Currently we’re looking at providing a facility for injecting new kinds of types into MongoDB, looking at it on the road map. The challenge in this is not so much the [Indiscernable 56:03] if you will, just the bytes serial or the bits serialization of these types. It’s the way they work with the predicate and the aggregation engine. At the end of the day you want all your types to have some sort of a reasonable ability to deal with beyond just equals and not equals, to be able to greater than and less than and all sorts of things. You need sometimes ways to promote or demote from one type to the next.

This is a little more obvious for example, like the big decimal to double to integer realm, but the same extends to other types as well. And I guess we’ve got time for one more question. Which is… okay that’s a long question. All right, well I’m going to go for the shorter question because we’re just about coming up on the top of the hour and that is ”In MongoDB can you store byte array data?” And the answer is yes. Byte bracket, bracket is absolutely a supported type used very popularly in a lot of our use cases to store both what I consider to be unstructured data, and ironically PDFs and the Microsoft Word documents or anything.

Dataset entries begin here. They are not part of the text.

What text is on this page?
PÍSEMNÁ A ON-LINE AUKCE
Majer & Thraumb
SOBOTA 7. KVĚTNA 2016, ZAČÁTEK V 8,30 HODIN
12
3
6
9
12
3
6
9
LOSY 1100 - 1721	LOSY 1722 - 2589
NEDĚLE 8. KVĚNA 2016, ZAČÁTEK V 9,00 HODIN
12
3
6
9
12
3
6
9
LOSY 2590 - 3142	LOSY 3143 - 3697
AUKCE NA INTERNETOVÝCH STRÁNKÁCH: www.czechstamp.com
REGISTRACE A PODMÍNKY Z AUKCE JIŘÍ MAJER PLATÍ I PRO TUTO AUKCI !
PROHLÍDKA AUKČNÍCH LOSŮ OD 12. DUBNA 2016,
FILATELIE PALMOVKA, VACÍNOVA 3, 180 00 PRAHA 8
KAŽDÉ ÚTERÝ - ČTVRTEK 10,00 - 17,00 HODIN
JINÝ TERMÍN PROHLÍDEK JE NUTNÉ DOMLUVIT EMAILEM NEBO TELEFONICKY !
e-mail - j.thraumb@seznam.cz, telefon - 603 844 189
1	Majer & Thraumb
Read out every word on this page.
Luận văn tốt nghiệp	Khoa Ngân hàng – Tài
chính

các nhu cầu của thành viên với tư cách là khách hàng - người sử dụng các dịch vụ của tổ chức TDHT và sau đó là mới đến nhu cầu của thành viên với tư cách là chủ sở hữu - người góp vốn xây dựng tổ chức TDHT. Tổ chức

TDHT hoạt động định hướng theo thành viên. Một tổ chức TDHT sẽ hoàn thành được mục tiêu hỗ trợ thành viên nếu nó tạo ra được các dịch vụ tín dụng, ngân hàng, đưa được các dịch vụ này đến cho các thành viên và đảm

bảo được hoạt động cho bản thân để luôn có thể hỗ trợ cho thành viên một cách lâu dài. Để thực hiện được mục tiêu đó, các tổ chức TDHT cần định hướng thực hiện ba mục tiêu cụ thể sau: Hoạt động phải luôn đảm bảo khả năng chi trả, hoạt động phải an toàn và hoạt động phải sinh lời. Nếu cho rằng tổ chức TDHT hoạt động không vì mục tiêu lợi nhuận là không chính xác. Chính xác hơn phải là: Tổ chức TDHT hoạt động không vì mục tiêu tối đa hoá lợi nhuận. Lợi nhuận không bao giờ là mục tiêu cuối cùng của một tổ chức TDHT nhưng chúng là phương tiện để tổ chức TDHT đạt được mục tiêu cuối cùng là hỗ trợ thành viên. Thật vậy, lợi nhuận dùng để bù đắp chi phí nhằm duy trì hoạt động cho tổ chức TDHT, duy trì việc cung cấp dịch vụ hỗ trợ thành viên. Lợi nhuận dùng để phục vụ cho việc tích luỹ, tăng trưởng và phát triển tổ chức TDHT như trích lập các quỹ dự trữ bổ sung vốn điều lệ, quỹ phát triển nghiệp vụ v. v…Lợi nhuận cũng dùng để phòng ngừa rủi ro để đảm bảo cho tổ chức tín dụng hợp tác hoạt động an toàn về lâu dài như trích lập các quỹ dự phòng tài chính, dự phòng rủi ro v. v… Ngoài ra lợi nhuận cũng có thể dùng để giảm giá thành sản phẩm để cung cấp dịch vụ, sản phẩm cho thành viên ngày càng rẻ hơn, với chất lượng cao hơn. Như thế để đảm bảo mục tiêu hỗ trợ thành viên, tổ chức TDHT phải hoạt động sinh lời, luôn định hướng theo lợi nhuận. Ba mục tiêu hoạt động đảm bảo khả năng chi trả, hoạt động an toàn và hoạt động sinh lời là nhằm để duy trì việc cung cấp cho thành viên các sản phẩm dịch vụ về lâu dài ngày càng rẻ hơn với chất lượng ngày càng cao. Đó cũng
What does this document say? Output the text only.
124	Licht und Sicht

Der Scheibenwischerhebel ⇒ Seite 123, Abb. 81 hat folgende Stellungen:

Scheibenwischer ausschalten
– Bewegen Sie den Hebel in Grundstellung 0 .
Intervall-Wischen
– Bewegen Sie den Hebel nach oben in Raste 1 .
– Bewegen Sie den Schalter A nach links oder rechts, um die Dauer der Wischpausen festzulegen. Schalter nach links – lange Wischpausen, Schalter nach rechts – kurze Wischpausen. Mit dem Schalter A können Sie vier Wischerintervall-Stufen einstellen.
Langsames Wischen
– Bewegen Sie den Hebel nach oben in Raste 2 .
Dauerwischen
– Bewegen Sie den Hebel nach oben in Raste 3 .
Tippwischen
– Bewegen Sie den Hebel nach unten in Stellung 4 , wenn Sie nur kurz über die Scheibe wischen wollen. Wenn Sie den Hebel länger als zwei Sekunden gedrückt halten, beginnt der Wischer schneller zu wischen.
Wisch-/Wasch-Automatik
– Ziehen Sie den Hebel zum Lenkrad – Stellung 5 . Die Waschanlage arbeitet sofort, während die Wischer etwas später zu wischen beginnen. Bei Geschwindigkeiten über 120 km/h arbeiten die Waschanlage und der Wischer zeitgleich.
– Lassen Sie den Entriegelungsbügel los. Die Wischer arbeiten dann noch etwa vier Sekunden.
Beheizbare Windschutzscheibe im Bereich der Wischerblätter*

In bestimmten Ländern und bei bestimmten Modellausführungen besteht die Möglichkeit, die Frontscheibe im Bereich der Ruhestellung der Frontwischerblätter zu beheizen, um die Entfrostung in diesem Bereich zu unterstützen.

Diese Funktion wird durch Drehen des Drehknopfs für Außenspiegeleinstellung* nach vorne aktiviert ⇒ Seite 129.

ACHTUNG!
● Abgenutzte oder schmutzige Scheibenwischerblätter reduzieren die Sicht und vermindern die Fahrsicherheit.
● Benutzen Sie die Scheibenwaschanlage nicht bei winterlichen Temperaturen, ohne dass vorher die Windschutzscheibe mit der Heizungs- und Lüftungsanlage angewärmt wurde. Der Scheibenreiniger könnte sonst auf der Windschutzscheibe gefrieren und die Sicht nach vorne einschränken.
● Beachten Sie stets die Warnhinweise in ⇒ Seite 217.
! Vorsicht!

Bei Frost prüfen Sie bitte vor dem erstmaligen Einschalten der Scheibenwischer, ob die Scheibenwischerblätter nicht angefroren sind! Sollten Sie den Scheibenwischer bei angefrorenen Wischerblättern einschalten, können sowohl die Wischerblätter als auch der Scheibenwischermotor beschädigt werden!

Images, videos, whatever you like in byte array, and then using as its peers other kinds of rich shapes and structures to define the meta data around it. Which you can then index and then you can bring the byte array into your application. All right with that we’re really coming up on the top of the hour. So with that I’ll close by saying thank you very much for your attendance today and for the good questions. If you have any further questions you can e-mail me at the address you see there, or you can reach out to somebody else at MongoDB.

I hope the material you’ve seen here today has provided a little bit of insight and maybe jogged your thoughts on what it means to move from your traditional world into MongoDB and how it’s really less scary. And I think a lot more capable than you might have otherwise envisioned. And so with that be well, code well and thank you very much.